Identification of SNP and InDel mutation
SNP and InDel are crucial genomic features to reveal genetic variation. High throughput transcriptome analysis contributes to how these DNA variations can be transcribed into RNA messengers to affect subsequent protein function. Therefore, we examined the competency of the GenoLab M sequencing platform to detect SNP and InDel variations at the mRNA level. Regarding SNP detection, we found that SNPs called from the two sequencing platforms (Table.2) were highly similar in both variety and quantity. The largest difference is that the GenoLab M platform identified slightly more SNP events in mice than NovaSeq 6000 on average.

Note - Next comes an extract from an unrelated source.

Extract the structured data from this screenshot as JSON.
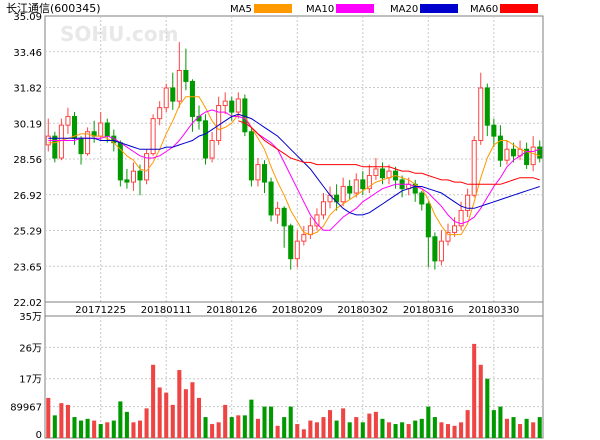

For InDel events, GenoLab M detected less of them than the NovaSeq 6000 in bean, human and mouse (Table.3). The closest InDel number was in bean sample prepared with Vazyme Biotech (VZ) transcriptome library kit, while significant difference was observed in mouse via Yeasen Biotechnology (YS) transcriptome library kit. These results suggest that GenoLab M has slightly inferior in InDel detection, probably due to shorter read length in this study.